Operational Resilience: Documenting Your Extreme Yet Plausible Scenarios in One Sentence

Published by Ben Saunders - OpRes Founder

Roughy a 2-minute read

“As an operational resilience SME, I want to view my workload distribution, so that I can understand concentration risks with cloud service providers across my important business services.”

If you are familiar with agile software delivery practices, then you will be used to the creation of user stories that identify the actors, actions, and outcomes that a software feature must be capable of delivering upon. For the last few months, the drafting of user stories and refining of our product backlog has been a constant at OpRes HQ. As a result, this got us thinking…Namely; “How can we apply agile software delivery practices to a detailed and thorough activity such as scenario testing, for the purposes of operational resilience?” 

Subsequently, we took the idea of a user story and considered how we could apply the same concept to the identification of an extreme, yet plausible disruption to an important business service. The reality is that a single business service could experience any manner of disruptions. Whether these be through technology disruptions, malicious 3rd party attacks, financial or economic fluctuations. And even political or climate-driven interference. Indeed, the same scenario could be plausible across multiple important business services! 

As part of your firm's identification of extreme, yet plausible scenarios you will no doubt have to perform some analysis and ask yourselves specific questions that may range from:

  • If this business service were disrupted, would it result in long-term damage to the firm, our customers, or the wider market? 

  • Why does a specific disruption event result in a heightened level of concern to the firm?

  • If this disruption event were to occur, when would it result in the most damage to the firm, our customers, or the wider market? 

  • Are there any single points of failure across our important business services? Whether these be technology, people, or facility-related? 

  • Where there are single points of failure, how hard would it be to recover normal levels of service in a timely manner?

  • Do we have the required recovery strategies in place where single points of failure are prevalent across our important business services? 
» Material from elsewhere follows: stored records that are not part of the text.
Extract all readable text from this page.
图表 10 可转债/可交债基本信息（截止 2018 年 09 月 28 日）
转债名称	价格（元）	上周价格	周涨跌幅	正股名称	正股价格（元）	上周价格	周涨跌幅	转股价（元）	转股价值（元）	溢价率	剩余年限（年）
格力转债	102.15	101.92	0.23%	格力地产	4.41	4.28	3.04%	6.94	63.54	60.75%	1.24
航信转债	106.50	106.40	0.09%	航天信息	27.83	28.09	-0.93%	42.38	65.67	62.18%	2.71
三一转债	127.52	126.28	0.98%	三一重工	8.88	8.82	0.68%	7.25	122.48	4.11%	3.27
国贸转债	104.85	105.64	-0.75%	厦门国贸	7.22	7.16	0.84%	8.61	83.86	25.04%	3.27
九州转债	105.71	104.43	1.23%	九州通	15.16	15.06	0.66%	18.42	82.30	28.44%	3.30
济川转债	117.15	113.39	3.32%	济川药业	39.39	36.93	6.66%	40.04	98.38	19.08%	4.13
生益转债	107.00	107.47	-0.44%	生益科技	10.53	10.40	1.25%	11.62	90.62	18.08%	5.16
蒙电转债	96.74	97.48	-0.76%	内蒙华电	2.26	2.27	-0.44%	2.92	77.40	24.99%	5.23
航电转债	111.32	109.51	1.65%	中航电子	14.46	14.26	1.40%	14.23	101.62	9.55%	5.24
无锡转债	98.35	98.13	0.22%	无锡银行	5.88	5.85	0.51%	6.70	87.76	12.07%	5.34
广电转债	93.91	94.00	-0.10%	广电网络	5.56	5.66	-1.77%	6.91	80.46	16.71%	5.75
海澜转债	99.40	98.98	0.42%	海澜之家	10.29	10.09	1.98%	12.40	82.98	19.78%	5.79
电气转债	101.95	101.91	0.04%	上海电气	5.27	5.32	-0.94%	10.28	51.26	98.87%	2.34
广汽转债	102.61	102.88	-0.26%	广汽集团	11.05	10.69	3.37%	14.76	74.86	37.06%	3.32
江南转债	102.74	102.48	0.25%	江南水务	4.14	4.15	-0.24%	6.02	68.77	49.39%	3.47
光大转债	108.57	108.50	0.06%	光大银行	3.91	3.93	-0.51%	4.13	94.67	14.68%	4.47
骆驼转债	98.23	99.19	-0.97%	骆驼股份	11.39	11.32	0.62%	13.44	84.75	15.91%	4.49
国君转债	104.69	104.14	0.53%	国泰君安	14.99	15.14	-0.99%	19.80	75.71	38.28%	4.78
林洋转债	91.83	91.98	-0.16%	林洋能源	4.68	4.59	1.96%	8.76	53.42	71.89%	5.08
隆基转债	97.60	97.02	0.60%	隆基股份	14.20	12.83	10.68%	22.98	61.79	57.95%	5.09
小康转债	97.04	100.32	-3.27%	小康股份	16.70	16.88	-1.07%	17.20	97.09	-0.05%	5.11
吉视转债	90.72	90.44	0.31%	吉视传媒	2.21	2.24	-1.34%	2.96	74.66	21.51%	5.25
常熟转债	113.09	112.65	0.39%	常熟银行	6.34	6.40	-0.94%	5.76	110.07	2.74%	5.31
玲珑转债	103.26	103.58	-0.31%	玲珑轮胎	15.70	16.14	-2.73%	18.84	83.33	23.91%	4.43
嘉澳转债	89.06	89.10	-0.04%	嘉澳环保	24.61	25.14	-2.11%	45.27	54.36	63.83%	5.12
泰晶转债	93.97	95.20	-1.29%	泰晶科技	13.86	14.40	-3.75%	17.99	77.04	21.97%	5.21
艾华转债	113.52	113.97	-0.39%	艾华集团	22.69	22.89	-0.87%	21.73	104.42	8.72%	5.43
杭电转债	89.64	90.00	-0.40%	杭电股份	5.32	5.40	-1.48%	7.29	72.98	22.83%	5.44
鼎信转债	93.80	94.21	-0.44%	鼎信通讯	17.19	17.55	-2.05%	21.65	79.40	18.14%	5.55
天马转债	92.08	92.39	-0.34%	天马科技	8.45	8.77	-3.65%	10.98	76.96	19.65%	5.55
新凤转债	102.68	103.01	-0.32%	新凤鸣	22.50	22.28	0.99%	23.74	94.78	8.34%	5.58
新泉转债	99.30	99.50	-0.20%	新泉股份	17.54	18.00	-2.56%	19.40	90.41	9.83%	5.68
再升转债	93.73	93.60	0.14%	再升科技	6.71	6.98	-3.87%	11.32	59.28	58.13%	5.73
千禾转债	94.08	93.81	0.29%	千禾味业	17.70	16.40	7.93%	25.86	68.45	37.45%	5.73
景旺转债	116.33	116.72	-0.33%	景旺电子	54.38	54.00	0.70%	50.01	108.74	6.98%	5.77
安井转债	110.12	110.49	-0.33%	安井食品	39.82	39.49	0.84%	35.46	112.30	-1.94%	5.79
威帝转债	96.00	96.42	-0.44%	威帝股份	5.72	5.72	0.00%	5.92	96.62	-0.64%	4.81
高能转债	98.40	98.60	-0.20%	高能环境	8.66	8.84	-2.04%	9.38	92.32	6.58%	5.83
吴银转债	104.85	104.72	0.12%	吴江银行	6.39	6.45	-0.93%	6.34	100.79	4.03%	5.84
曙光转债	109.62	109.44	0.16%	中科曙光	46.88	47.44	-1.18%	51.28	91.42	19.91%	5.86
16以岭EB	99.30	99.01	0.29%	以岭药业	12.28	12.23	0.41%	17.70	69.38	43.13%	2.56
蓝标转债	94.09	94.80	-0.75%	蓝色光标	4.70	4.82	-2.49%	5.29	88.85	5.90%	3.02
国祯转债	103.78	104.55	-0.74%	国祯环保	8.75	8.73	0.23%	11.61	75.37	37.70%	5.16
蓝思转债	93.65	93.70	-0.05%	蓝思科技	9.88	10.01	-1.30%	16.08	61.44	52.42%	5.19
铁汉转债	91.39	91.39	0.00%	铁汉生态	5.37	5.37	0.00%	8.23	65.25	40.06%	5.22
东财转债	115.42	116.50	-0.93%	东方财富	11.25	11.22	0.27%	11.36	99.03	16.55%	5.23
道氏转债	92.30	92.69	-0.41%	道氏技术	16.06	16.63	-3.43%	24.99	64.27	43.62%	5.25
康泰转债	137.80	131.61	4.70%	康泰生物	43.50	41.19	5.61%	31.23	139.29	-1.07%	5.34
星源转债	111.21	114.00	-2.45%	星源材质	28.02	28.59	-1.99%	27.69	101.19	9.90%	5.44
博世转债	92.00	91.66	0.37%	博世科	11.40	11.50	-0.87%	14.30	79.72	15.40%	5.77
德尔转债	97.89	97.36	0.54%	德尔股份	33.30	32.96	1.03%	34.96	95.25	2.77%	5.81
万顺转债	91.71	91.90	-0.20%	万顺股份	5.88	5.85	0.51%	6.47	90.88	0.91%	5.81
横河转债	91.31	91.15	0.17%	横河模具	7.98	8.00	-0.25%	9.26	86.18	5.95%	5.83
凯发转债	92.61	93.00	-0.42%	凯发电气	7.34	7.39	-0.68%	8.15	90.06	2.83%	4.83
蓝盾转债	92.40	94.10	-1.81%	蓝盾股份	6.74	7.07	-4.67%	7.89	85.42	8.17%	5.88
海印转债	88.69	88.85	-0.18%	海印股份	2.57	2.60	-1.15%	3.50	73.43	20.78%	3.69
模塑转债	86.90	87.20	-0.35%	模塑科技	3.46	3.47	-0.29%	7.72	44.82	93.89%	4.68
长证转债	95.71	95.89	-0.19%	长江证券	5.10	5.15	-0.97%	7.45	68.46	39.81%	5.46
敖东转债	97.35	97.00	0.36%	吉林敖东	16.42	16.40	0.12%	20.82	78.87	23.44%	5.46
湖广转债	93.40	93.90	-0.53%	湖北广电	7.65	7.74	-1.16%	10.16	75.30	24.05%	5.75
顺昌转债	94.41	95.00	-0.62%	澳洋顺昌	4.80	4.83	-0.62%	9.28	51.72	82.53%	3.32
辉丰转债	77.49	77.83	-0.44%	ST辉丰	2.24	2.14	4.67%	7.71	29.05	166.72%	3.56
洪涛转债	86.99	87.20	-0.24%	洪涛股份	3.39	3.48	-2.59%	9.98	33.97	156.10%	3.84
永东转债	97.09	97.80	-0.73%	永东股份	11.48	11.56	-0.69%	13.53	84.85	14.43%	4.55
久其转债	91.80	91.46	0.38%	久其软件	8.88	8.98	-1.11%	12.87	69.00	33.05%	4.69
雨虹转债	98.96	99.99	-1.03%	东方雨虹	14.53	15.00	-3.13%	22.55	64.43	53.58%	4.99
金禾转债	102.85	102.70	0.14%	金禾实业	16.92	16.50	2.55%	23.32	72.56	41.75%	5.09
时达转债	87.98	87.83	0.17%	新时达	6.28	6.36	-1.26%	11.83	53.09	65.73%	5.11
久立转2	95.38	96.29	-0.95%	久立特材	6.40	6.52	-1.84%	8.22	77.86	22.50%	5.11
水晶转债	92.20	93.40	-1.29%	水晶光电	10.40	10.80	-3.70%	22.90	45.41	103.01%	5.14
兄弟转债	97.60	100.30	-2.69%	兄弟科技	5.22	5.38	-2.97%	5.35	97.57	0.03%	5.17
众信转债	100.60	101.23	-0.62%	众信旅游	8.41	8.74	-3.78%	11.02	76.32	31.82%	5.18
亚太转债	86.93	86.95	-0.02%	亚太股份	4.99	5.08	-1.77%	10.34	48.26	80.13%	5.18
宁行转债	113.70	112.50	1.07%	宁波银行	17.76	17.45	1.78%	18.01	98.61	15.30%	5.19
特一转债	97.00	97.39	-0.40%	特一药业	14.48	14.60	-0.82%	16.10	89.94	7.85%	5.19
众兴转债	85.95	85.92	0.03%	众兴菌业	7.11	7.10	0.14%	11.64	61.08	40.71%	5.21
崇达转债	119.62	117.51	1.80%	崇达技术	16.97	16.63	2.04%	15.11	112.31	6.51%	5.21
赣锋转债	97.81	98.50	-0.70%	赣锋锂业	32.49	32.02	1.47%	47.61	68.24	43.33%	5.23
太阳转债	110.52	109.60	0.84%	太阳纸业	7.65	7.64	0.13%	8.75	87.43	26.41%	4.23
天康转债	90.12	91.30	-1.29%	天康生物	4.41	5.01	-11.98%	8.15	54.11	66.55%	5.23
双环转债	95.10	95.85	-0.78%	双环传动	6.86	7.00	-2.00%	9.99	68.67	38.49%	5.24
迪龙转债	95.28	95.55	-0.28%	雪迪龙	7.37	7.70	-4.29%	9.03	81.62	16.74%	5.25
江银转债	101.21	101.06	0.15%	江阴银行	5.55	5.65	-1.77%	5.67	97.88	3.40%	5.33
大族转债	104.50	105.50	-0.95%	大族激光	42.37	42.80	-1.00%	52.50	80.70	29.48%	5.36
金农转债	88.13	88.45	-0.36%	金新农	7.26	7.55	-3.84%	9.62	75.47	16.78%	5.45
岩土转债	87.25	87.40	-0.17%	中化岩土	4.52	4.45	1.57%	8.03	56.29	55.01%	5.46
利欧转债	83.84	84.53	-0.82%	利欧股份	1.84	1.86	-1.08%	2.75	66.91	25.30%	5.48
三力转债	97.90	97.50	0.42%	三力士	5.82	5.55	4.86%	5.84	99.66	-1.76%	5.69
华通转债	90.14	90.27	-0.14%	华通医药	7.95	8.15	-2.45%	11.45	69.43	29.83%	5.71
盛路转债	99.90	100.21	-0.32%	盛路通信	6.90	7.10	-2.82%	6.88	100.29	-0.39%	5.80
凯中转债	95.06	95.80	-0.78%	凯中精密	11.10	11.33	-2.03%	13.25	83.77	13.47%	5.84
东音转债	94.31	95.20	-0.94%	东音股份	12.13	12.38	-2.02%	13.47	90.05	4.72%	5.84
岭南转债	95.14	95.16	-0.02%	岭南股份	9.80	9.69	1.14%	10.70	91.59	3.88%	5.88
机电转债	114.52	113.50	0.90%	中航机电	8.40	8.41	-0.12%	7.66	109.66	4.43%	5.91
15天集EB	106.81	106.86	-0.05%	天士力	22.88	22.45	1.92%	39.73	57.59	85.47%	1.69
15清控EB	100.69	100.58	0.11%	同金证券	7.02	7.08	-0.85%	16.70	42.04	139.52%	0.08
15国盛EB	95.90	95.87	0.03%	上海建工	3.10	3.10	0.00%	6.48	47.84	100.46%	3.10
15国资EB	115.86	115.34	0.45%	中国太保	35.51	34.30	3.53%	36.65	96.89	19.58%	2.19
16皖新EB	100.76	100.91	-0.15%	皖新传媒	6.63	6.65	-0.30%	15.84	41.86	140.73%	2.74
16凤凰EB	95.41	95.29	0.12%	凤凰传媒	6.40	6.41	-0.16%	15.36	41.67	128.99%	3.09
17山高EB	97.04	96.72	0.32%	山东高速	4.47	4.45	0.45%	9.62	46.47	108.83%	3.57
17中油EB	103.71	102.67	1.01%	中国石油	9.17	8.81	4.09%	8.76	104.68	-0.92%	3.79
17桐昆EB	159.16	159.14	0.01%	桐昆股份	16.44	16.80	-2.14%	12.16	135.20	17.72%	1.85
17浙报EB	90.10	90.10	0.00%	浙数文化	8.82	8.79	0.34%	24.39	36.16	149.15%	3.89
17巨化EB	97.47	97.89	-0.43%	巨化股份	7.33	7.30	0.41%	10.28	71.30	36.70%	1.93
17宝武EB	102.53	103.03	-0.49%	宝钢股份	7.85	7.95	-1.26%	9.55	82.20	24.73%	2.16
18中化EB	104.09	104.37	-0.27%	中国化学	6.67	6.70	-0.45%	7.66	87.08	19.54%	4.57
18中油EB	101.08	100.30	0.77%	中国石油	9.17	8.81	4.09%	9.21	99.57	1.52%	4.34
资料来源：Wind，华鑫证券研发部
Once your firm has started to surface and document responses to these questions, now is the time to consolidate your findings and refine the scenario into a simple, one-sentence assertion. In the same way that a user story is underpinned by 3 components in the world of agile software development. We believe a similar concept can be applied in the scenario planning domain for operational resilience. By applying the following equation we believe firms can rapidly define and document their extreme yet plausible disruption scenarios:

[Cause X] Affecting [Activity/Resource X] Disrupting [Business Service X] Resulting in [Impact X]

 

Let’s bring this to life by providing a practical example….

“A database upgrade procedure (Cause) results in the corruption of customer account records (Resources) impacting our customer’s ability to view their current account balance and make payments out of their account (Important Business Services) for ten days, accompanied by a £5M penalty from the U.K.’s banking regulator (Impact and Customer Segment).”

Indeed, having a single sentence to underpin your operational resilience strategy is a simple and effective starting point. From here, your firm should then start to determine what existing investments have been made to protect against this disruption. Has your firm already established a sound recovery and ongoing testing plan to ensure it can cope based on this type of event? If so, you will need to evidence:

  • What are they? 

  • Where are they stored? 

  • Who owns them? 

  • When were they last validated? 

  • Do they still stand true based on your technology stacks, your people, and geographical dispersion? 

  • What gaps presently exist across them and what is required to build confidence across the firm that your vulnerabilities have or are being addressed? 

Ascertaining this initial baseline of data will be useful for tabletop exercises and war game scenarios to validate the suitability of your firm's response and recovery procedures. However, firms must ensure that they continue to identify ways in which they can decrease the frequency and severity of any such disruptions on their ability to operate in a business as usual manner. This means frequent and regular testing of their response and recovery procedures. Ongoing remediation of gaps that prevent speedy resolution of disruptions. As well as periodical reviews of their extreme but plausible scenarios and impact tolerances. s their business and the wider market changes over time.